Une ligne de grains arrive par le nord. Progressivement, elle mange l'horizon, masquant même, là bas, les grands immeubles qui semblaient proches. Le tableau est coupé en deux. Le rideau de pluie en avant des nuages semble barbouiller la ville brillante de gris, à mesure de sa progression. La lumière finit par définitivement disparaître et on ne distingue plus, à travers l'averse, que les immeubles proches.

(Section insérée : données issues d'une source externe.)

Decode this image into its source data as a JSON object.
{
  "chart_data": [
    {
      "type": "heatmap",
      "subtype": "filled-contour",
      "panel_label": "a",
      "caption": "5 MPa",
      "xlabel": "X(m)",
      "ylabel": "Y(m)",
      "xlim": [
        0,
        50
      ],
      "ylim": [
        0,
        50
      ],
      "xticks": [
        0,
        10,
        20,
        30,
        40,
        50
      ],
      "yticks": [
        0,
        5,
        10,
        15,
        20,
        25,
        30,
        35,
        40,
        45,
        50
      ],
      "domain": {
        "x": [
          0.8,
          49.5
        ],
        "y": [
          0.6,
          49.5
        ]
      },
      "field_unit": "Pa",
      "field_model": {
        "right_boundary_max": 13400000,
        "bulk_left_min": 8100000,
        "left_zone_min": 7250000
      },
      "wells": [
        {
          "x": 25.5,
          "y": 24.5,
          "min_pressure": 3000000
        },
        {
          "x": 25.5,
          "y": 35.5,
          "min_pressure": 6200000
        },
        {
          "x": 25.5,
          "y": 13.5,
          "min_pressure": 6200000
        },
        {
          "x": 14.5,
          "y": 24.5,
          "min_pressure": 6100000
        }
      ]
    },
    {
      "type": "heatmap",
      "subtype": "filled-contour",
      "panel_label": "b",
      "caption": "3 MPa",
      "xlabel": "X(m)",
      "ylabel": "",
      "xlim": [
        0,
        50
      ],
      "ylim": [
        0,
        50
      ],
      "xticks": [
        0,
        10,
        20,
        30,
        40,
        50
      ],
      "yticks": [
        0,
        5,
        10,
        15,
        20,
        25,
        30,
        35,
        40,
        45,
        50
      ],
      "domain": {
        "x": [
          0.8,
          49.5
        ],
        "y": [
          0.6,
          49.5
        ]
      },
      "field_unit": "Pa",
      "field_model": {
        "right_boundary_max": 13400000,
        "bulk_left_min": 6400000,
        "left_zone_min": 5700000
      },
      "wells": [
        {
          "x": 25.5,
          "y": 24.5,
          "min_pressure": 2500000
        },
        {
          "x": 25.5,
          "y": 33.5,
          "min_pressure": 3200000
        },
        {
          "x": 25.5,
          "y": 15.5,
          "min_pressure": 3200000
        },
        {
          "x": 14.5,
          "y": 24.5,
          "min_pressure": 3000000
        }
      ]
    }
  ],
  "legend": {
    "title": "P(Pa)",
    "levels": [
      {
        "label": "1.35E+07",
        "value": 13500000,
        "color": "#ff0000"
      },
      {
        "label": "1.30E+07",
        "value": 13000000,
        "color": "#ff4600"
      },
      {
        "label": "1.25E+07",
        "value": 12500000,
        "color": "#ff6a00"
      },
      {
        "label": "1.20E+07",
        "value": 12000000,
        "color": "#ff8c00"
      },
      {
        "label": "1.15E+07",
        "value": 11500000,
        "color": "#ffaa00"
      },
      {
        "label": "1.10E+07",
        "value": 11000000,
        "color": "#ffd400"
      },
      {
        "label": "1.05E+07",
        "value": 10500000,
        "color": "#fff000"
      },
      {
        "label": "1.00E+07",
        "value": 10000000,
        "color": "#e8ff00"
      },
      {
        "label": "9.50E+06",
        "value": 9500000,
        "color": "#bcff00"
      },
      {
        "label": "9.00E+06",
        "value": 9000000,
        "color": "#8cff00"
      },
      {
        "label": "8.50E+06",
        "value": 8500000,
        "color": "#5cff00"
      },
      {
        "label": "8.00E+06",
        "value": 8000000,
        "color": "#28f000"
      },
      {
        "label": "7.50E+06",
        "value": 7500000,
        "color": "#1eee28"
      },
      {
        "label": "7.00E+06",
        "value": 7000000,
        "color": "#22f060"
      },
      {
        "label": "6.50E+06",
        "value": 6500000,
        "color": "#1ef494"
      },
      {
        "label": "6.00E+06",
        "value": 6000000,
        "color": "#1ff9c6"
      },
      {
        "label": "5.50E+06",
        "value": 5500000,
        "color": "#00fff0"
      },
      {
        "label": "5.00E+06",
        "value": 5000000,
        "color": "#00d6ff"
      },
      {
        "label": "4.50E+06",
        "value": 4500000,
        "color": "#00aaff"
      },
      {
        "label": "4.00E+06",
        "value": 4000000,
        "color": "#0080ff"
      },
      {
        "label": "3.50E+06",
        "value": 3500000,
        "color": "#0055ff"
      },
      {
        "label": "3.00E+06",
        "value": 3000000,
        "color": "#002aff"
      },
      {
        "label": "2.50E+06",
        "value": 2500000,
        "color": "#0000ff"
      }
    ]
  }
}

La pluie continue sa route vers le sud et les silhouettes fantomatiques des tours, au fond, réapparaissent. On dirait Neo Tokyo après l'explosion d'Akira... La luminosité n'est plus suffisante pour les appareils photo et des flashes trahissent la présence de touristes aux trois étages, en face.

La nuit arrive rapidement. C'est d'abord les fenêtres qui s'éclairent, une à une. Les rues deviennent bicolores, blanches à gauches et rouges à droite. L'éclairage public prend le relais allumant partout une multitude de lumignons oranges. Puis c’est le tour des monuments , parfois de manière sophistiquée pendant un petit moment. Un phare balaye les nuages bas, y a t'il vraiment un navire à observer ce signal ? En tout cas, la pluie est de retour, ce qui tombe mal puisque je dois partir. Pourtant le spectacle semble continuel ici...

Avez vous deviné où j'étais ? Je ne sais pas encore s’il y aura un lot à gagner (à part toute ma considération) mais en tout cas, la réponse peut être d’une extrême précision si vous en avez envie.